According to New York state senator Brad Hoylman-Sigal, a Democrat representing the district with the showroom, protesters have gathered there for weeks, with each protest’s crowd growing larger than the last.
Hoylman-Sigal told The New York Times that it was “cathartic for New Yorkers to go to the streets,” adding that Musk and Trump would see that “cutting the federal government off at its knees is going to hurt a lot of people.”
Some of these nationwide protests have involved tens of people standing on the side of a road outside a Tesla dealership and receiving honks of support from drivers. Others have brought hundreds of people to Tesla hubs in places like New York City, which has resulted in increased police presence and arrests.
Some Tesla owners have also joined in the protests in their own ways—by selling their vehicles. “I’m sort of embarrassed to be seen in that car now,” one owner told the Times before trading in the car.
While many of these demonstrations have not led to property damage, there have been reports of individuals vandalizing Teslas, planting a Molotov cocktail near a vehicle, and firing shots into a dealership. According to court documents, surveillance photographs, police records, and local media reports reviewed by The Washington Post, there’s been more than a dozen “violent or destructive acts” directed at Tesla facilities since Trump’s inauguration.
Earlier this week in Maryland, graffiti was found at a Tesla dealership a day after a protest that read “No Musk” with a sign that resembles a swastika. Police in Massachusetts said on Tuesday that seven Tesla charging stations were intentionally set on fire, and the incident is being investigated as suspicious.

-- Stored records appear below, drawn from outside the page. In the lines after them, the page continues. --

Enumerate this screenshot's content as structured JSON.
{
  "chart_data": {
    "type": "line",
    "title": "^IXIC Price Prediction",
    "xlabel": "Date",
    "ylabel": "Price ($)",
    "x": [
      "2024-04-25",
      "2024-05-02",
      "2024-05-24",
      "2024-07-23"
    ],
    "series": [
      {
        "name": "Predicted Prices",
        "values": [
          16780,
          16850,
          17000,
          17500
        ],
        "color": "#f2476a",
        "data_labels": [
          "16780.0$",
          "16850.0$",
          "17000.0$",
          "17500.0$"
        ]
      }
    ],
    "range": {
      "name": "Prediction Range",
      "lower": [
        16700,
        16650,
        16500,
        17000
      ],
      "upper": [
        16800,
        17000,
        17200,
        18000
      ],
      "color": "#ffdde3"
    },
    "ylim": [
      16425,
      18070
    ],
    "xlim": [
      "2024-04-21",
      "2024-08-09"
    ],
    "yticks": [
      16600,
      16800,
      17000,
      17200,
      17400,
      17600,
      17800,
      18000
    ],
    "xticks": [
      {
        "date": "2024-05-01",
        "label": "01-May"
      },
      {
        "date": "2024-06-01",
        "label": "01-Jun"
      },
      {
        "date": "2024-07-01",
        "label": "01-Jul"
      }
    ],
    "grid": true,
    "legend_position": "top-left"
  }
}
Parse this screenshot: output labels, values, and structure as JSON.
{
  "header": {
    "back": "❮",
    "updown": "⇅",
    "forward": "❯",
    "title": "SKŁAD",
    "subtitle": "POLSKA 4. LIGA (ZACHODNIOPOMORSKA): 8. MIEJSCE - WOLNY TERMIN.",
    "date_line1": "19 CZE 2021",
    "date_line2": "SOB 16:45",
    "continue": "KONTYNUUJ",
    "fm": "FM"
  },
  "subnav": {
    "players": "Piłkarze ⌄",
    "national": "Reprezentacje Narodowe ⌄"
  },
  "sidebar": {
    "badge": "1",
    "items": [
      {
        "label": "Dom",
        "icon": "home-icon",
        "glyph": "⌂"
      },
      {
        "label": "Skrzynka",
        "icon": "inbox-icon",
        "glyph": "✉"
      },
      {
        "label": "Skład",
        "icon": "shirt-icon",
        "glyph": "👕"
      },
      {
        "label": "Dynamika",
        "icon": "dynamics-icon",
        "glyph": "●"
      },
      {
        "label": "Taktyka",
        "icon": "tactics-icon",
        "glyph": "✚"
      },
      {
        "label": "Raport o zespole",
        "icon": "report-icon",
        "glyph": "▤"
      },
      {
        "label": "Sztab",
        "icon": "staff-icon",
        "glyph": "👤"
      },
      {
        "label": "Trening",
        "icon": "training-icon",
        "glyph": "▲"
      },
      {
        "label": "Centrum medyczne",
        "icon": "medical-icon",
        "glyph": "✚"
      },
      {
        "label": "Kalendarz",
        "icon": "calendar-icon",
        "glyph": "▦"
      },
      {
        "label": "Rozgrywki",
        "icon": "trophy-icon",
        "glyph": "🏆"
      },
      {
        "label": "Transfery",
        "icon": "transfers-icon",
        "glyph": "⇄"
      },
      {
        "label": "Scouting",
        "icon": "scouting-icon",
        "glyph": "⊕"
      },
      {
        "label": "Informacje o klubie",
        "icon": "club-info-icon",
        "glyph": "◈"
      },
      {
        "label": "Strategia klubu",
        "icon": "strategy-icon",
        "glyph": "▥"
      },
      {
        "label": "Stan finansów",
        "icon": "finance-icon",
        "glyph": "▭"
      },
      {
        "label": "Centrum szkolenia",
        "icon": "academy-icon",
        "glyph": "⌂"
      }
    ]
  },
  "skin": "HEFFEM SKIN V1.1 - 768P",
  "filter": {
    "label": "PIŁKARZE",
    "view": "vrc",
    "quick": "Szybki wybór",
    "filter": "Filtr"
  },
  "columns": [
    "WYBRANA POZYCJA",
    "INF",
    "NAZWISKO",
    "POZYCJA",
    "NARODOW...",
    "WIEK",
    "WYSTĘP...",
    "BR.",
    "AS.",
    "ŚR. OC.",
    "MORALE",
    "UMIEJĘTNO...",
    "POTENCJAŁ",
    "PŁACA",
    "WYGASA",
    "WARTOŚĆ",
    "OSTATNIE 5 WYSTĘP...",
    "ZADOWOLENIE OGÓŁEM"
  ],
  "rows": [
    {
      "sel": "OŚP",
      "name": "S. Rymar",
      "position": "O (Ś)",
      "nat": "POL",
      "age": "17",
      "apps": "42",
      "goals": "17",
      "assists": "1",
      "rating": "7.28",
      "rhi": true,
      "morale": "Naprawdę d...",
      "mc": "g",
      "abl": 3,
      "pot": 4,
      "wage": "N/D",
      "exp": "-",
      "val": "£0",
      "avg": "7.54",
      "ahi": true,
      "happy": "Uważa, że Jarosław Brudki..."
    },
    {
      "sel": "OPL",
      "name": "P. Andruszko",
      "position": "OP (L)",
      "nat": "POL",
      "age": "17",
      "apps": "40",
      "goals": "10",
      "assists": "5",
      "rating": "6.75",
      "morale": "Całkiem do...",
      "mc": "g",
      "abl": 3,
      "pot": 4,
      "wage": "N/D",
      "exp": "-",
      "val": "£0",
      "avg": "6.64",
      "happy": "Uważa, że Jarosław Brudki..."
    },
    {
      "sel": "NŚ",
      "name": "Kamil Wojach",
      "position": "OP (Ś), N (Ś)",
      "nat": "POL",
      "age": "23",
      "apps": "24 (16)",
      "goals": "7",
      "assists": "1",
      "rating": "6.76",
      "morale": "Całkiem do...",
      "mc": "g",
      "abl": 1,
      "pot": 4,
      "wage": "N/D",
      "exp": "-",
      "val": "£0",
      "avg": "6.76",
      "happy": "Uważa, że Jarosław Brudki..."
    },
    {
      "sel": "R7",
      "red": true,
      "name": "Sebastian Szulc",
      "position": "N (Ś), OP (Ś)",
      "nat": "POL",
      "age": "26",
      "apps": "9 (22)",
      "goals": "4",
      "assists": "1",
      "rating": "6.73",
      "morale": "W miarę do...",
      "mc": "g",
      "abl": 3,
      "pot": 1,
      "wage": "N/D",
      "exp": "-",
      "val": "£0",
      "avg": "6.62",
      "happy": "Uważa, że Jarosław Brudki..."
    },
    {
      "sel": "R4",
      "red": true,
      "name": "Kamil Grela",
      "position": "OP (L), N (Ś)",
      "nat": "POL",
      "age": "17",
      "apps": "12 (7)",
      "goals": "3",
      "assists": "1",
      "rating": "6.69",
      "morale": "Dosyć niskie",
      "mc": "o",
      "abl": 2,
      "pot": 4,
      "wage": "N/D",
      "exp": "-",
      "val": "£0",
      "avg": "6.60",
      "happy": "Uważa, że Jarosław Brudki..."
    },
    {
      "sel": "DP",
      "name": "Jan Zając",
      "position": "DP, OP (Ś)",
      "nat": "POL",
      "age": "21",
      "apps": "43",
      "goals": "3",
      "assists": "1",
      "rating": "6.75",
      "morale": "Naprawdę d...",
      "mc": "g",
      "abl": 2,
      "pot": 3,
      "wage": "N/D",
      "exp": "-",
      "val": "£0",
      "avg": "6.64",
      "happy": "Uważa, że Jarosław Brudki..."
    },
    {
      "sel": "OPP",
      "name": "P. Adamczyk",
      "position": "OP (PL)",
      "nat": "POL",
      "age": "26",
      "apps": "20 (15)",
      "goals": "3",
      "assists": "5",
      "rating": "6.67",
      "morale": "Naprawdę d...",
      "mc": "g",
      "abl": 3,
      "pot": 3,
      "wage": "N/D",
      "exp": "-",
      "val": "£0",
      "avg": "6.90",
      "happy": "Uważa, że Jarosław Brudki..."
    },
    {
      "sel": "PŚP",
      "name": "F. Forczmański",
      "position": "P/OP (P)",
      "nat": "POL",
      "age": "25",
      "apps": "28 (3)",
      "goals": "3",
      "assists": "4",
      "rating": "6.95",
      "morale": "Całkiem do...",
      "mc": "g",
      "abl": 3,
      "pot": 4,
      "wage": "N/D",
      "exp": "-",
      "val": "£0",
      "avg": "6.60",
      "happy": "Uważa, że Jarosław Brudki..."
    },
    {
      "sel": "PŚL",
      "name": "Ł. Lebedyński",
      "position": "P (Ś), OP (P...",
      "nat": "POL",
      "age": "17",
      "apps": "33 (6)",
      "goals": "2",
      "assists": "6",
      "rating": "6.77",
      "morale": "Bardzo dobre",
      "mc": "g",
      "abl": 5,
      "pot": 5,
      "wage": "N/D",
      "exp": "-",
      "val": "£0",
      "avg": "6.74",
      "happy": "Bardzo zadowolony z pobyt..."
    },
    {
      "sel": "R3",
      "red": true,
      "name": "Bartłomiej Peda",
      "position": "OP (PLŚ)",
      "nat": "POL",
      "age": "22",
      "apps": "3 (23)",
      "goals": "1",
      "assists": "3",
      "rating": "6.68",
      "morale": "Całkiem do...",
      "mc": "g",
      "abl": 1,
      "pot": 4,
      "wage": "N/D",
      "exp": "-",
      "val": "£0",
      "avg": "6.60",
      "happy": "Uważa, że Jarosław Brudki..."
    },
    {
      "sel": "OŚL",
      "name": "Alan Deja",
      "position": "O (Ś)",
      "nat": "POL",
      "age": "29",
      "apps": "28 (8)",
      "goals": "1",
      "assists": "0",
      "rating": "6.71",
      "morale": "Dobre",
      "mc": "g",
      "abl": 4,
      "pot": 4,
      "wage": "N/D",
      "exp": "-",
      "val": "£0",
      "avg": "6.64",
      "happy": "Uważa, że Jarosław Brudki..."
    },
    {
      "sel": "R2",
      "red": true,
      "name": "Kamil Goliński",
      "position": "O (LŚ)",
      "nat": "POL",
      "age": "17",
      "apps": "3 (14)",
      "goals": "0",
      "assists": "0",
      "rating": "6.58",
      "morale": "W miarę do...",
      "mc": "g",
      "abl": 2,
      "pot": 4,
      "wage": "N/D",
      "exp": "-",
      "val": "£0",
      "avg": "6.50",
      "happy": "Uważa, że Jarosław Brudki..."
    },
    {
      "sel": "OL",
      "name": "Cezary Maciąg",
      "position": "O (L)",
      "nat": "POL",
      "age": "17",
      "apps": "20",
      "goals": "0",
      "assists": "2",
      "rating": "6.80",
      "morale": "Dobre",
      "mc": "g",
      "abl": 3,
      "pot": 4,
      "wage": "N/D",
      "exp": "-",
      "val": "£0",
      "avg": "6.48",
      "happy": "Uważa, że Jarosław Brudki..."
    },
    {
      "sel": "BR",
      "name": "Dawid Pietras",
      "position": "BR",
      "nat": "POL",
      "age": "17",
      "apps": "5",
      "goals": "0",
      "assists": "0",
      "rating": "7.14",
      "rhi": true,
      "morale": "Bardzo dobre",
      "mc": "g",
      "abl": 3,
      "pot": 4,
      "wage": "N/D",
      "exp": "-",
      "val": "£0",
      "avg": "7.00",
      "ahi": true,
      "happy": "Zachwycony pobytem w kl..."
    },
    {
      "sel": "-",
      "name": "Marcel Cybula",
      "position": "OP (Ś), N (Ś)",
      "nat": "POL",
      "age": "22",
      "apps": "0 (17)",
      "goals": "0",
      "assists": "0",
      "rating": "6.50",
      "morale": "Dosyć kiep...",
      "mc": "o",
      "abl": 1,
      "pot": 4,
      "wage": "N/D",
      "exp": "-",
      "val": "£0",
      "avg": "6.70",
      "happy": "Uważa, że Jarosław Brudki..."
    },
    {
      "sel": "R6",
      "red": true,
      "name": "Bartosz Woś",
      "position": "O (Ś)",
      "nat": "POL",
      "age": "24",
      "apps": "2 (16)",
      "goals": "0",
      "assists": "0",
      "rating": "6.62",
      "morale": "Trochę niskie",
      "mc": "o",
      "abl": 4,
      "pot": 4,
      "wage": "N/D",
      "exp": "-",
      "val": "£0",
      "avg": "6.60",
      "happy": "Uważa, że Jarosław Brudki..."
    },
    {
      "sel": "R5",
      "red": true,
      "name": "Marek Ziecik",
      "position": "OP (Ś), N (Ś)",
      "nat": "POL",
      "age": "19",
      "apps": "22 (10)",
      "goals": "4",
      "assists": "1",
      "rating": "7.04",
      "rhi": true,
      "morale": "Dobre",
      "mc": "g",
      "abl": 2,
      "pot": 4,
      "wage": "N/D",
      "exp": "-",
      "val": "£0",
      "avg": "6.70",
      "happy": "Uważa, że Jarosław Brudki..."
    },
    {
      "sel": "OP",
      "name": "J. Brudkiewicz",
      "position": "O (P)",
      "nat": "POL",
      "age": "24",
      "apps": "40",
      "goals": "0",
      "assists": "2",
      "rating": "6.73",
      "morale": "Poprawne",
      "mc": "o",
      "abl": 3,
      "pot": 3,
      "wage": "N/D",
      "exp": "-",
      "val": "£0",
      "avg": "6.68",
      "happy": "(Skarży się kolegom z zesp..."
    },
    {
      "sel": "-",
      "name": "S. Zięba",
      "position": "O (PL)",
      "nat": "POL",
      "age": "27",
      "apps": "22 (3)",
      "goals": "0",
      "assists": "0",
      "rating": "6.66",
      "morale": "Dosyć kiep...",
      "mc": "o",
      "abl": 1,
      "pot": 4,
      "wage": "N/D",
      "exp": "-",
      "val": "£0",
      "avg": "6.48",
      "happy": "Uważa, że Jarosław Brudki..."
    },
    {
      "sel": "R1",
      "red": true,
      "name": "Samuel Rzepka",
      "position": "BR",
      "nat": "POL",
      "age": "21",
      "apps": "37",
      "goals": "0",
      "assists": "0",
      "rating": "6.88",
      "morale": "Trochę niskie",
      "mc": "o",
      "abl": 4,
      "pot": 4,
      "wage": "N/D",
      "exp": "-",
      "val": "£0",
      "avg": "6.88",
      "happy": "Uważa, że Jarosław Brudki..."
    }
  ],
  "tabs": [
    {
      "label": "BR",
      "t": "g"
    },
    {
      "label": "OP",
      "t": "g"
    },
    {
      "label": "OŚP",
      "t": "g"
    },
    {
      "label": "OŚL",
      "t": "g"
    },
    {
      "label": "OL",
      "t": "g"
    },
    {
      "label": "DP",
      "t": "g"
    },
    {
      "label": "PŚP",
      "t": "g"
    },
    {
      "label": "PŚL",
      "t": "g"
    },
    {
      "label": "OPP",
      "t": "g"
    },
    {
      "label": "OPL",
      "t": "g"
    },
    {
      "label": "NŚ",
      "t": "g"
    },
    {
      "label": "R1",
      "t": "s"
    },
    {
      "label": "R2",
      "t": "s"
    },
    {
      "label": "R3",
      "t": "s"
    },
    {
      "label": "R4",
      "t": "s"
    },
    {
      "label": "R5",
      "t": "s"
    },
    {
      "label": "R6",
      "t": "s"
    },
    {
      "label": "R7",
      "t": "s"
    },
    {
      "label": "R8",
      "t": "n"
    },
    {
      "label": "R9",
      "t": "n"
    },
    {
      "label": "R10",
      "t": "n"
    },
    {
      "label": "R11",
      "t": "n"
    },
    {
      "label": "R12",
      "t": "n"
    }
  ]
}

On Thursday, law enforcement in Portland said that at least seven shots were fired at a Tesla dealership, damaging three cars and shattering windows, according to the CBS affiliate KOIN.
Also on Thursday, a man in Boston was arrested for reportedly placing stickers of Musk on several Teslas, calling the move “free speech” in a video. (His pre-trial hearing for Randall is scheduled for May.)
Musk replied to the video on X, his social media site, writing, “Damaging the property of others, aka vandalism, is not free speech!”
The Tesla CEO has also posted other times about the protests this week on X, saying that he is investigating groups he claims are behind the demonstrations and asking his followers for any intel they may have.
“An investigation has found 5 ActBlue-funded groups responsible for Tesla “protests”: Troublemakers, Disruption Project, Rise & Resist, Indivisible Project and Democratic Socialists of America,” Musk posted on Saturday. “ActBlue funders include George Soros, Reid Hoffman, Herbert Sandler, Patricia Bauman, and Leah Hunt-Hendrix.”
As Forbes reported, “there is no other evidence” besides Musk’s investigation “linking Soros or Hoffman to the Tesla protests” and “ActBlue does not fund groups, but instead is a platform through which donors can give money to campaigns or organizations.”
In a statement from White House spokesperson Harrison Fields last week, he said that these “Protests will not deter President Trump and Elon Musk from delivering on the promise to establish DOGE and make our federal government more efficient and more accountable to the hardworking American taxpayers across the country.”
Since Trump has been in office, Musk, his boss, and others at the Department of Government Efficiency have, in part, laid off scores of federal workers across the country and threatened to fire more government workers if they didn’t respond to emails justifying their jobs.